0062 8119985858 info@sarahbeekmans.co.id

“Not everything has to go back to the way it was. Change brings new strength.”

 

Suara mesin cuci sudah berhenti sejak tadi, meninggalkan kipas angin tua di sudut basement yang kini bergemerisik pelan. Kami sibuk melipat pakaian yang menumpuk di meja, menyisakan beberapa handuk di ujung. Saya mengambil satu, melipatnya perlahan, lalu berkata sambil melirik Michael.

 

“You know,” saya memulai, menaruh handuk yang baru rapi ke tumpukan. “Dulu di Indonesia, saya terbiasa pakaian dicuci oleh assistant rumah tangga. Baru setelah tinggal di luar negeri, saya belajar mencuci pakaian sendiri. Dan ternyata, hidup itu seperti mesin cuci.”

 

“Dulu, saya mengira pakaian tinggal dimasukkan semua, lalu berharap hasil akhirnya rapi, bersih, tanpa cacat,” saya tersenyum kecil. “Tapi ternyata, tidak semua noda bisa hilang. Ada yang tetap tinggal, meskipun sudah dicoba segala cara, bahkan mencuci dengan tangan sekalipun.”

 

Michael mengangguk pelan, berpikir. “Jadi menurutmu bagaimana?” Saya meletakkan handuk terakhir, lalu duduk selonjoran di lantai, menatap tumpukan pakaian. “Beberapa noda itu tak perlu dihilangkan.
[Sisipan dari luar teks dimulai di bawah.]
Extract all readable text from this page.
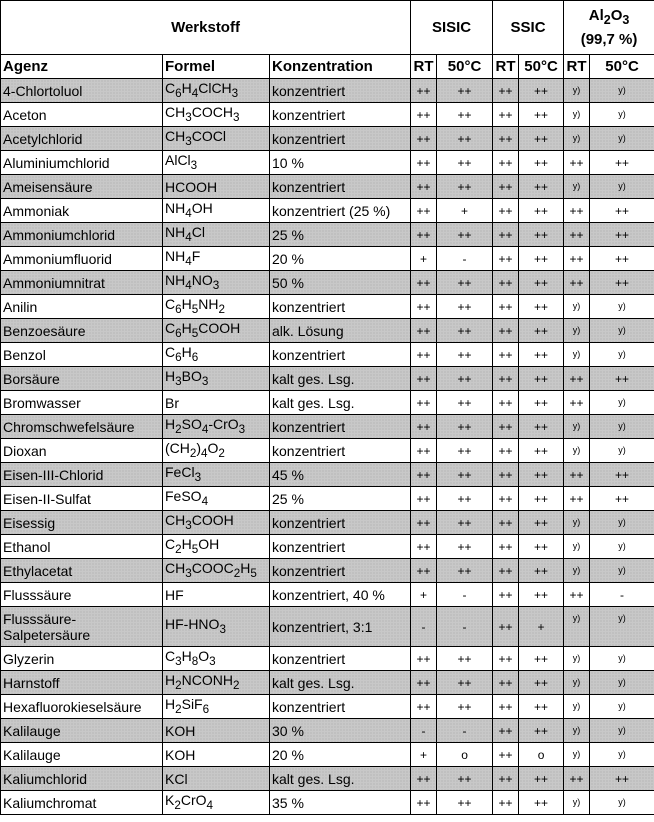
Werkstoff			SISIC		SSIC		$Al_2O_3$
(99,7 %)	
Agenz	Formel	Konzentration	RT	50°C	RT	50°C	RT	50°C
4-Chlortoluol	$C_6H_4ClCH_3$	konzentriert	++	++	++	++	y)	y)
Aceton	$CH_3COCH_3$	konzentriert	++	++	++	++	y)	y)
Acetylchlorid	$CH_3COCl$	konzentriert	++	++	++	++	y)	y)
Aluminiumchlorid	AlCl$_3$	10 %	++	++	++	++	++	++
Ameisensäure	HCOOH	konzentriert	++	++	++	++	y)	y)
Ammoniak	$NH_4OH$	konzentriert (25 %)	++	+	++	++	++	++
Ammoniumchlorid	$NH_4Cl$	25 %	++	++	++	++	++	++
Ammoniumfluorid	$NH_4F$	20 %	+	-	++	++	++	++
Ammoniumnitrat	$NH_4NO_3$	50 %	++	++	++	++	++	++
Anilin	$C_6H_5NH_2$	konzentriert	++	++	++	++	y)	y)
Benzoesäure	$C_6H_5COOH$	alk. Lösung	++	++	++	++	y)	y)
Benzol	$C_6H_6$	konzentriert	++	++	++	++	y)	y)
Borsäure	$H_3BO_3$	kalt ges. Lsg.	++	++	++	++	++	++
Bromwasser	Br	kalt ges. Lsg.	++	++	++	++	++	y)
Chromschwefelsäure	$H_2SO_4-CrO_3$	konzentriert	++	++	++	++	y)	y)
Dioxan	$(CH_2)_4O_2$	konzentriert	++	++	++	++	y)	y)
Eisen-III-Chlorid	FeCl$_3$	45 %	++	++	++	++	++	++
Eisen-II-Sulfat	FeSO$_4$	25 %	++	++	++	++	++	++
Eisessig	$CH_3COOH$	konzentriert	++	++	++	++	y)	y)
Ethanol	$C_2H_5OH$	konzentriert	++	++	++	++	y)	y)
Ethylacetat	$CH_3COOC_2H_5$	konzentriert	++	++	++	++	y)	y)
Flusssäure	HF	konzentriert, 40 %	+	-	++	++	++	-
Flusssäure-Salpetersäure	$HF-HNO_3$	konzentriert, 3:1	-	-	++	+	y)	y)
Glyzerin	$C_3H_8O_3$	konzentriert	++	++	++	++	y)	y)
Harnstoff	$H_2NCONH_2$	kalt ges. Lsg.	++	++	++	++	y)	y)
Hexafluorokieselsäure	$H_2SiF_6$	konzentriert	++	++	++	++	y)	y)
Kalilauge	KOH	30 %	-	-	++	++	y)	y)
Kalilauge	KOH	20 %	+	o	++	o	y)	y)
Kaliumchlorid	KCl	kalt ges. Lsg.	++	++	++	++	++	++
Kaliumchromat	$K_2CrO_4$	35 %	++	++	++	++	y)	y)
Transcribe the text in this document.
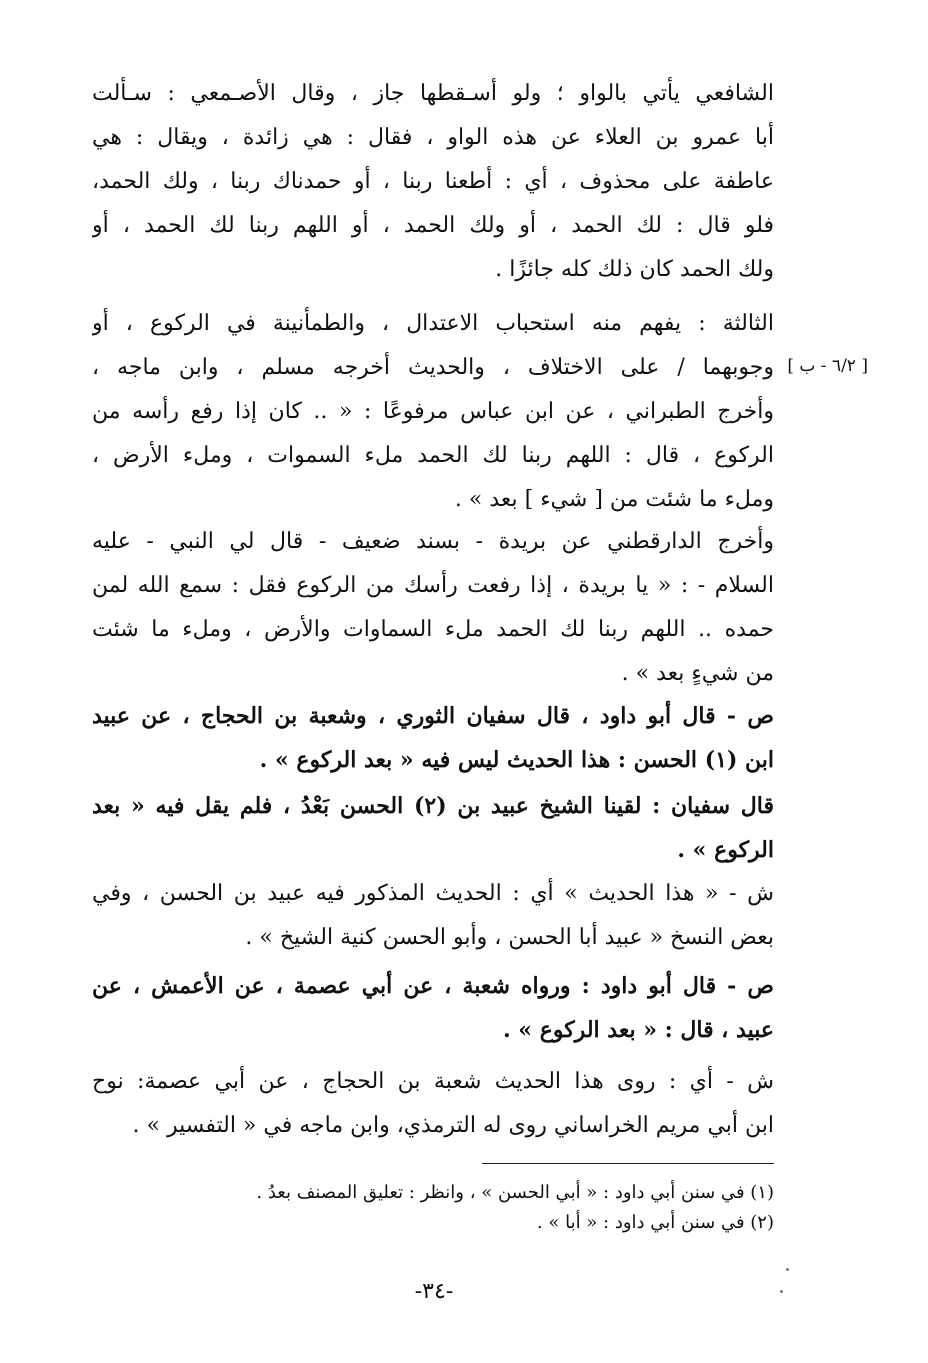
[ ٦/٢ - ب ]
الشافعي يأتي بالواو ؛ ولو أسـقطها جاز ، وقال الأصـمعي : سـألت
أبا عمرو بن العلاء عن هذه الواو ، فقال : هي زائدة ، ويقال : هي
عاطفة على محذوف ، أي : أطعنا ربنا ، أو حمدناك ربنا ، ولك الحمد،
فلو قال : لك الحمد ، أو ولك الحمد ، أو اللهم ربنا لك الحمد ، أو
ولك الحمد كان ذلك كله جائزًا .
الثالثة : يفهم منه استحباب الاعتدال ، والطمأنينة في الركوع ، أو
وجوبهما / على الاختلاف ، والحديث أخرجه مسلم ، وابن ماجه ،
وأخرج الطبراني ، عن ابن عباس مرفوعًا : « .. كان إذا رفع رأسه من
الركوع ، قال : اللهم ربنا لك الحمد ملء السموات ، وملء الأرض ،
وملء ما شئت من [ شيء ] بعد » .
وأخرج الدارقطني عن بريدة - بسند ضعيف - قال لي النبي - عليه
السلام - : « يا بريدة ، إذا رفعت رأسك من الركوع فقل : سمع الله لمن
حمده .. اللهم ربنا لك الحمد ملء السماوات والأرض ، وملء ما شئت
من شيءٍ بعد » .
ص - قال أبو داود ، قال سفيان الثوري ، وشعبة بن الحجاج ، عن عبيد
ابن (١) الحسن : هذا الحديث ليس فيه « بعد الركوع » .
قال سفيان : لقينا الشيخ عبيد بن (٢) الحسن بَعْدُ ، فلم يقل فيه « بعد
الركوع » .
ش - « هذا الحديث » أي : الحديث المذكور فيه عبيد بن الحسن ، وفي
بعض النسخ « عبيد أبا الحسن ، وأبو الحسن كنية الشيخ » .
ص - قال أبو داود : ورواه شعبة ، عن أبي عصمة ، عن الأعمش ، عن
عبيد ، قال : « بعد الركوع » .
ش - أي : روى هذا الحديث شعبة بن الحجاج ، عن أبي عصمة: نوح
ابن أبي مريم الخراساني روى له الترمذي، وابن ماجه في « التفسير » .
(١) في سنن أبي داود : « أبي الحسن » ، وانظر : تعليق المصنف بعدُ .
(٢) في سنن أبي داود : « أبا » .
-٣٤-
Mereka adalah tanda bahwa kita pernah berusaha.”

 

Saya melanjutkan, “Sama seperti pakaian yang terkena noda, hidup kita juga mengalami banyak proses yang membentuk kita hari ini.” Michael mendengarkan, memegang handuk yang sudah rapi sambil merenung. “Jadi, noda itu bukan musuh?”

 

“Bukan,” jawab saya, merasa lega. “Noda itu adalah cerita tentang usaha kita, tentang apa yang telah kita lewati. Terkadang kita berusaha menghapusnya, padahal justru di situlah kekuatan kita tumbuh.”

 

Oh well, setiap garis yang tertinggal, setiap noda yang membekas, mengingatkan pada perjalanan yang telah dilewati. Hidup mengajarkan untuk menerima perubahan, karena setiap proses itu turut membentuk kita menjadi siapa kita hari ini.

 

“Our stories are written in the marks left behind, not in spotless perfection.”

Part 9.

 

Bagikan ini:
error: Content is protected !!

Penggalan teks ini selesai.